I try to avoid hyperbole on this blog, but the IFS report on ‘Retirement saving of the self-employed‘ makes for shocking reading.
As per the intro summary…
“The proportion of self-employed workers contributing to a private pension has been steadily declining since the 1990s. This is in contrast to private-sector employees, for whom the rate of pension participation has dramatically increased as a result of automatic enrolment. Furthermore, even before the introduction of automatic enrolment, the rate of decline in pension participation was faster among the self-employed than private-sector employees.”
… the report also looks at the degree to which a lot of pension provision is, in reality, done though other savings…. but….

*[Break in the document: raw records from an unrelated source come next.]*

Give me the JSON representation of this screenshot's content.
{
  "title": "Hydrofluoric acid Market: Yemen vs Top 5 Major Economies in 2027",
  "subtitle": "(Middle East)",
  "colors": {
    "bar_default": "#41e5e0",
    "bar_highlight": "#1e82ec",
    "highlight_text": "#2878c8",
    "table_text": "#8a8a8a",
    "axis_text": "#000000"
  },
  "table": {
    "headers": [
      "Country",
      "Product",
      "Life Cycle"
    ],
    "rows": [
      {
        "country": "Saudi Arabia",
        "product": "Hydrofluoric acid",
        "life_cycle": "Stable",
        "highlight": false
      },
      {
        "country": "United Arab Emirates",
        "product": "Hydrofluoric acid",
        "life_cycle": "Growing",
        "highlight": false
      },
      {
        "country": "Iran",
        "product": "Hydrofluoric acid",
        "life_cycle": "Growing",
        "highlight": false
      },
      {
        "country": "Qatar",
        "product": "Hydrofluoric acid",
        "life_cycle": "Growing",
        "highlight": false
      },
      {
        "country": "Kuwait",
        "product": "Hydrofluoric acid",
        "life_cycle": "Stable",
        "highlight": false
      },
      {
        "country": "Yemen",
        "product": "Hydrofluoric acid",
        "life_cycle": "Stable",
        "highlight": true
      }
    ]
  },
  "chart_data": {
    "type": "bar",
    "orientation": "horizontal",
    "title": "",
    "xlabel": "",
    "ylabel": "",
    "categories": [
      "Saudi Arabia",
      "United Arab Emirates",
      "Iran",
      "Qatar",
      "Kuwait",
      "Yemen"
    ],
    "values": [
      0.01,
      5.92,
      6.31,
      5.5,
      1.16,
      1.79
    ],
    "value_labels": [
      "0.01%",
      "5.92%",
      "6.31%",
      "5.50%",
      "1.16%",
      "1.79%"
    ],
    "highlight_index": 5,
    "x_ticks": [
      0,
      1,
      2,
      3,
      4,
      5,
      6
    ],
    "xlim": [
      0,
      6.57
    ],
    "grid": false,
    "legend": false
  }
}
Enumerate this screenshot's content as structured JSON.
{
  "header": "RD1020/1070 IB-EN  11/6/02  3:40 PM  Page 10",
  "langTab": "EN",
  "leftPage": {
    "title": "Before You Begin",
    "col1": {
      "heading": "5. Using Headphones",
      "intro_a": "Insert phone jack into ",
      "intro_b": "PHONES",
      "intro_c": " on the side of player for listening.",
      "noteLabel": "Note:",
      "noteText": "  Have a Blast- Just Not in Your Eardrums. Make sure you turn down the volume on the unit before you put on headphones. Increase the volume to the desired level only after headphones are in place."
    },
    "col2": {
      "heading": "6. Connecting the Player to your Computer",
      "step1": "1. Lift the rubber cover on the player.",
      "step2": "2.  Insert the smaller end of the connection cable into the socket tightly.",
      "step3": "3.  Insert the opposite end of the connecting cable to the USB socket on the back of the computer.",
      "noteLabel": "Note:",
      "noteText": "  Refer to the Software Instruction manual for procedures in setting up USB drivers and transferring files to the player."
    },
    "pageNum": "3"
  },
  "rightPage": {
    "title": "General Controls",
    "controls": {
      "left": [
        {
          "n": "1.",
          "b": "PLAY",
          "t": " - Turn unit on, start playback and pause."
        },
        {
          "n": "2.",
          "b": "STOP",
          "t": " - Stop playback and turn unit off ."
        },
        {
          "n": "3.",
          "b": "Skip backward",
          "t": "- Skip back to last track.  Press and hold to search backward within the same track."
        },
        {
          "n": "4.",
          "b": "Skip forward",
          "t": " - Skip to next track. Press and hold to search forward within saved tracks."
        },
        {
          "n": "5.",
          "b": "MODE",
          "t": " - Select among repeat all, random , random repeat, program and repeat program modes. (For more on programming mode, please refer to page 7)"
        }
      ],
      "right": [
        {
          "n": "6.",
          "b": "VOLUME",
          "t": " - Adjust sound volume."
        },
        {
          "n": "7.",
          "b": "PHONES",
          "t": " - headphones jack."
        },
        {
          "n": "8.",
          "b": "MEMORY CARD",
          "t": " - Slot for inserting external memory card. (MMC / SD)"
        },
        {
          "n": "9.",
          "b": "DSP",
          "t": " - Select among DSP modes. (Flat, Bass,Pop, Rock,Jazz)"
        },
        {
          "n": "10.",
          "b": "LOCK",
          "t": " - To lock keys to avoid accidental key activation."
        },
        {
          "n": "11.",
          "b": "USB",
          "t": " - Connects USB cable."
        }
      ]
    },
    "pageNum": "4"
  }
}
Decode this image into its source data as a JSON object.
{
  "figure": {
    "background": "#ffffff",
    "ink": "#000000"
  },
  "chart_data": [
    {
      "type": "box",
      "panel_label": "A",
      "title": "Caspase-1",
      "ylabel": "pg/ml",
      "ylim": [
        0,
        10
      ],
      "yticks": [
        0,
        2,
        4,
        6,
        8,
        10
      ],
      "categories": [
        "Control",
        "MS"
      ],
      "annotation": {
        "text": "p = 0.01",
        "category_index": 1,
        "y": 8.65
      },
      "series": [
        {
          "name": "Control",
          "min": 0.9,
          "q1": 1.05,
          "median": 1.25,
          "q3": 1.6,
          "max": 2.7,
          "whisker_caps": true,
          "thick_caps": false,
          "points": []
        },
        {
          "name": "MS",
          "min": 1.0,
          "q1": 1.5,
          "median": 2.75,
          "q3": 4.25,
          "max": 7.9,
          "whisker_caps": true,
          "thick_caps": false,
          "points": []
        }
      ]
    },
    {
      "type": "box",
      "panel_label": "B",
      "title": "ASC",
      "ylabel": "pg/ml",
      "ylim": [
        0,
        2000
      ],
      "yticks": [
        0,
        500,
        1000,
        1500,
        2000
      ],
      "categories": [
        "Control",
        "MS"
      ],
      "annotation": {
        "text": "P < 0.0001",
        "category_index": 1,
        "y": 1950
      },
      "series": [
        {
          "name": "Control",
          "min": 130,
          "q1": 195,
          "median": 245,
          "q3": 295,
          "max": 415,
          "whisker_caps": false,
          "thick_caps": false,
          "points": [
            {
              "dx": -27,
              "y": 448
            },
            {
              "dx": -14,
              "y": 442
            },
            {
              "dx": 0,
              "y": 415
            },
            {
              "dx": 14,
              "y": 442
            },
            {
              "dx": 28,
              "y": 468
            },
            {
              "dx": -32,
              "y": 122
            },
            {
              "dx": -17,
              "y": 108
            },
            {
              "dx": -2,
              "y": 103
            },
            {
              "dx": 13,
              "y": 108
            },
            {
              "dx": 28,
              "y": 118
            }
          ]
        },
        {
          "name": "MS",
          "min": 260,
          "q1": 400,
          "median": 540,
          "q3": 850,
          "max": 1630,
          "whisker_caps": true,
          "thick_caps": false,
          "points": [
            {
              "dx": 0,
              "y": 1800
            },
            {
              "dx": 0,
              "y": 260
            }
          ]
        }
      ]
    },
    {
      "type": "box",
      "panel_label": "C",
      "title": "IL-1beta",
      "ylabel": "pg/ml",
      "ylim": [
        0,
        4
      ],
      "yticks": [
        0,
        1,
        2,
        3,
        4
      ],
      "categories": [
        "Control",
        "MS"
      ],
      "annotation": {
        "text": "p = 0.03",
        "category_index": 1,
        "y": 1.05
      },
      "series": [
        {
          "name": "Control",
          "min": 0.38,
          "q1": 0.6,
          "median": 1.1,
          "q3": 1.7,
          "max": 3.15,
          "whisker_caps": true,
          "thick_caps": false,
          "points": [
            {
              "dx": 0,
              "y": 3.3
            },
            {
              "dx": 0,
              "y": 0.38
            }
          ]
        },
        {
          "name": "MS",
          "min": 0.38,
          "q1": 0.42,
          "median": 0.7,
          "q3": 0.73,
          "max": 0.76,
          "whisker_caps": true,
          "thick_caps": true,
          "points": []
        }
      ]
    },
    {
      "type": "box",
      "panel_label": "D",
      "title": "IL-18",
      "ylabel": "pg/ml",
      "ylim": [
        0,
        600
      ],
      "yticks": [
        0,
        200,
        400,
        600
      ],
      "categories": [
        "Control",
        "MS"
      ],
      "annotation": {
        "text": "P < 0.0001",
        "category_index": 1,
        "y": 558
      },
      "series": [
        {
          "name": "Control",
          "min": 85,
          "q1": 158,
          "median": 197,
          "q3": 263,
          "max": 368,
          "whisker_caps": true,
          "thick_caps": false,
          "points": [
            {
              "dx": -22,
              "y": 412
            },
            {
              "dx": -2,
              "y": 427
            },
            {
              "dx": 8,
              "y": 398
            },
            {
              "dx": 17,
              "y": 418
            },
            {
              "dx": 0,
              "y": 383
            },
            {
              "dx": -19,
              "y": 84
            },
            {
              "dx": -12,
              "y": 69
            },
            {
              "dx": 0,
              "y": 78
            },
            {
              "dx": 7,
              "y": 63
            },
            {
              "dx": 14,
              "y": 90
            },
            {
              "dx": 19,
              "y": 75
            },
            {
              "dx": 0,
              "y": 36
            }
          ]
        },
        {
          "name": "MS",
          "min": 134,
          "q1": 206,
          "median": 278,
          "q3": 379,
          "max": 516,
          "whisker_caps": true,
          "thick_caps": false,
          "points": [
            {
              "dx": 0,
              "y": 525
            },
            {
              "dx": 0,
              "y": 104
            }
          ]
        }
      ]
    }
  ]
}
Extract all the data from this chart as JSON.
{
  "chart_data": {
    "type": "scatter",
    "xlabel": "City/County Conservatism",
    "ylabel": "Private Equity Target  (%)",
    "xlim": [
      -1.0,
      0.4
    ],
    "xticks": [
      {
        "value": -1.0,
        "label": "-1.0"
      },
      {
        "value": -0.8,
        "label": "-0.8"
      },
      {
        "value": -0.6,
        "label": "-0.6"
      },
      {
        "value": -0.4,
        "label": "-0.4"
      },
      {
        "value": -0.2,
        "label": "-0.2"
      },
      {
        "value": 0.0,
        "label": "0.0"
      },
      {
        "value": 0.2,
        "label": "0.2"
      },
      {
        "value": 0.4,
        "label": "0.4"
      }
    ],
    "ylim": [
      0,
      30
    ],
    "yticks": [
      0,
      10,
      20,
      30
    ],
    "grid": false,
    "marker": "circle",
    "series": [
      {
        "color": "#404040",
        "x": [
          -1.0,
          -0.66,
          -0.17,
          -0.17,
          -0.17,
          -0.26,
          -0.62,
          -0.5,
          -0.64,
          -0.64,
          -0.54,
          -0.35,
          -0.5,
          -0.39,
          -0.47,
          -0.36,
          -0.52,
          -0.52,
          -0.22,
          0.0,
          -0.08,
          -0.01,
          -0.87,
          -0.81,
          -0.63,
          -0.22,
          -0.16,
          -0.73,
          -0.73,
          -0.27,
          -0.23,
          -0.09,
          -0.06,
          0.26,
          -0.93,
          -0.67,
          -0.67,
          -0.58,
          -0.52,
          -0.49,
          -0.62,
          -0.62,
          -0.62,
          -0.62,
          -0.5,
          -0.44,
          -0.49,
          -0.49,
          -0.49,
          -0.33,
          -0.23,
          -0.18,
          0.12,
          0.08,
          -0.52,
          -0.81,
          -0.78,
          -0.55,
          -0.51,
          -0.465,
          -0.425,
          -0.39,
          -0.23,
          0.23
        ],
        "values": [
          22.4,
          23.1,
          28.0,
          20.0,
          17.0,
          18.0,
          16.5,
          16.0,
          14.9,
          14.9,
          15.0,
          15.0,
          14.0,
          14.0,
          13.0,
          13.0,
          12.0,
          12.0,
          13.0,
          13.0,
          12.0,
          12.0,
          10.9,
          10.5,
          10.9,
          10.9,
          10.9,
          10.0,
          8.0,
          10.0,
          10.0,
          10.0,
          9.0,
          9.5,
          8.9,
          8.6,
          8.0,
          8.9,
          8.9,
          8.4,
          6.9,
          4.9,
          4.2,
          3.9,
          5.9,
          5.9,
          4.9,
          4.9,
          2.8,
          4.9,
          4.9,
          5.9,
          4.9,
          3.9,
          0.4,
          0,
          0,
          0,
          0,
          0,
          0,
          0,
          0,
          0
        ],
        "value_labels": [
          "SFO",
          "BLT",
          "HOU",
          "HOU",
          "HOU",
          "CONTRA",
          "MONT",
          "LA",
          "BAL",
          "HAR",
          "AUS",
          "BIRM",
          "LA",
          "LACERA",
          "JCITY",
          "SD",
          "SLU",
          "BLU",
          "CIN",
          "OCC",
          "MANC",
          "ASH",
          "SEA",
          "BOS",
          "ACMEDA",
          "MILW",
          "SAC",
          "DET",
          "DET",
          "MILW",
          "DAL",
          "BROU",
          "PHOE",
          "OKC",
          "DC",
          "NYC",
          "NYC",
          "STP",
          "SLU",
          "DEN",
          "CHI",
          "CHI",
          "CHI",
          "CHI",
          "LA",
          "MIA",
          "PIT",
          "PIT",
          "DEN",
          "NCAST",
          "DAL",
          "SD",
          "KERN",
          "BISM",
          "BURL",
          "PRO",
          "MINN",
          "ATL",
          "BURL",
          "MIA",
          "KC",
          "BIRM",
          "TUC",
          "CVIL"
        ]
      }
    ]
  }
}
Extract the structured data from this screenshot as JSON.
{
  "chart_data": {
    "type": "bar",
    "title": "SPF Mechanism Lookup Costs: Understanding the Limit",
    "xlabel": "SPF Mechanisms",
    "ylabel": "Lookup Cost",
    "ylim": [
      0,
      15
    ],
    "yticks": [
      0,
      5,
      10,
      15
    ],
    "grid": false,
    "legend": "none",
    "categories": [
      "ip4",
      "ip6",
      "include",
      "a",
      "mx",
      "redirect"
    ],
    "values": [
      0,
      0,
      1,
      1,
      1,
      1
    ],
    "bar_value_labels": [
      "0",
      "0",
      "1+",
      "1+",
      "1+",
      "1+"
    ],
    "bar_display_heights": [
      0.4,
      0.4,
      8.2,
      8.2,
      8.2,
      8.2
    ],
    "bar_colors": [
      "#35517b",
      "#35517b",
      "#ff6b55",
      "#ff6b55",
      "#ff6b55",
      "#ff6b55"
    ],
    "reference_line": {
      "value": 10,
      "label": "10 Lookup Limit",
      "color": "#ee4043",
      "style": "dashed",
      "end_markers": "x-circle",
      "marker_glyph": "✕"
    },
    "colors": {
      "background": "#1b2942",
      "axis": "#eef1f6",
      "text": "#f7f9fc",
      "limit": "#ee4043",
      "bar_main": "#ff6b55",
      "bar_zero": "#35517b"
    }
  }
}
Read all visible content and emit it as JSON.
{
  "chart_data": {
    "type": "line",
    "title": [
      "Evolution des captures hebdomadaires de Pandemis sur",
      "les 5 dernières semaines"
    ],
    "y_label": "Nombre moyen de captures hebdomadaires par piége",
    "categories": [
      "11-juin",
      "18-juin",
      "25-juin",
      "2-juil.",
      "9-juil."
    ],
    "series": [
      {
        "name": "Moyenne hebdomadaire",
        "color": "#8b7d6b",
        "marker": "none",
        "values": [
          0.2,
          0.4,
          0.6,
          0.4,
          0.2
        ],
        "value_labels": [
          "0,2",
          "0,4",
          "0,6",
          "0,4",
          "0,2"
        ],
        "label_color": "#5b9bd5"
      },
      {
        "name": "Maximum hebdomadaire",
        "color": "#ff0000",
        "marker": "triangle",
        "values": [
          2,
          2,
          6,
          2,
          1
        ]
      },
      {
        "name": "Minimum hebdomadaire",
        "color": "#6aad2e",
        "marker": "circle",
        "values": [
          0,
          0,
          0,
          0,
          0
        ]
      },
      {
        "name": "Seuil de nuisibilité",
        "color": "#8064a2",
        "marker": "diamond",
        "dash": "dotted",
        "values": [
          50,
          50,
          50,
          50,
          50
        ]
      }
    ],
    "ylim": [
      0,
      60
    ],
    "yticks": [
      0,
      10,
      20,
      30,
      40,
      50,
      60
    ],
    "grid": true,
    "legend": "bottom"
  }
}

“The proportion of the self-employed saving in other forms, such as savings accounts, individual savings accounts (ISAs) and shares, has also been declining over the past two decades.”
… and the ownership of housing… but
“The average wealth held in primary housing has increased dramatically over the last two decades as a result of rising house prices (while rates of owner occupation have fallen). Primary housing is therefore taking up an increasing proportion of the resources of the self-employed, which for some may crowd out pension saving. However, the trends over time in owner occupation and average housing wealth are similar for employees and the self-employed, so it is not obvious that this would explain the faster decline in pension saving among the self-employed.”
And two fairly damning observations:
- Attitudes towards pensions among the self-employed do not appear to have changed over the past decade in a way that could explain the decline in pension saving
- The proportion of private-sector employees contributing to a pension fell more gradually over this period and, since 2012, has increased sharply due to automatic enrolment.
It’s sometimes hard to see how ‘working as a freelancer’ is anything other than a veiled trap that many workers are stumbling into.